For a lot of project “compiling yourself”, while obviously more involved than running some magic install command, is really not that tedious. Good projects have decent documentation in that regard and usually streamline everything down to a few things to configure and be done with it.
What’s aggravating is projects that explicitly go out of their way to make building them difficult, removing existing documentation and helper tools and replacing them with “use whatever we decided to use”. I hate these.
99% of the time it’s just “make && sudo make install” or something like that. Anything bigger or more complicated typically has a native package anyway.
Is compiling it yourself with the time and effort that it costs worth more than a few GB of disk space?
Then your disk is very expensive and your labor very cheap.
For a lot of project “compiling yourself”, while obviously more involved than running some magic install command, is really not that tedious.
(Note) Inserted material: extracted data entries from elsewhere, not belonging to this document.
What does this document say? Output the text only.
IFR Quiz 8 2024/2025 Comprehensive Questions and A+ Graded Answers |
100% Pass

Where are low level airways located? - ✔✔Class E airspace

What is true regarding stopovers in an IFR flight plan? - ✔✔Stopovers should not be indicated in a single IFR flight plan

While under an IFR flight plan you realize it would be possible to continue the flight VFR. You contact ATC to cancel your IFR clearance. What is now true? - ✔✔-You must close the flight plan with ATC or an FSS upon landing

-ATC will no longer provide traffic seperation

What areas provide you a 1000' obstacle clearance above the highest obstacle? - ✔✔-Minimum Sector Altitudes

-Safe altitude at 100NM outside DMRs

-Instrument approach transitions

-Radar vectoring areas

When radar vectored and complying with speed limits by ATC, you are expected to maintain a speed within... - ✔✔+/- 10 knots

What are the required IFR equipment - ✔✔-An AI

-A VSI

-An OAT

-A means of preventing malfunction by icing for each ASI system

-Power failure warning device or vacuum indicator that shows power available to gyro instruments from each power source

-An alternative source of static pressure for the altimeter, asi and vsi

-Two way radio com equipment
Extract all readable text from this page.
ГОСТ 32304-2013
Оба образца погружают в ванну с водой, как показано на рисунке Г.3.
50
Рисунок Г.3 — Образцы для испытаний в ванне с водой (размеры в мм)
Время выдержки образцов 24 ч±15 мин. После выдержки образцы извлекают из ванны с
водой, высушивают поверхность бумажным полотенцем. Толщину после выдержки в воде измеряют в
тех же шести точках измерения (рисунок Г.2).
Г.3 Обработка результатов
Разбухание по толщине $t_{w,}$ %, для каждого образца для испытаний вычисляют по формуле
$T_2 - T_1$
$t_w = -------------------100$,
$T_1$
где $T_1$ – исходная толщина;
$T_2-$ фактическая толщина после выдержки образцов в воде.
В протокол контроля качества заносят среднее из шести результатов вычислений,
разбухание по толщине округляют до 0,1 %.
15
Good projects have decent documentation in that regard and usually streamline everything down to a few things to configure and be done with it.
What’s aggravating is projects that explicitly go out of their way to make building them difficult, removing existing documentation and helper tools and replacing them with “use whatever we decided to use”. I hate these.
I should have noted that I’ll compile myself when we are talking about something that should run as a service on a server.
They didn’t say anything about compiling it themselves, just that they prefer native packages to flatpak
edit: I can’t read
2 comments up they said
99% of the time it’s just “make && sudo make install” or something like that. Anything bigger or more complicated typically has a native package anyway.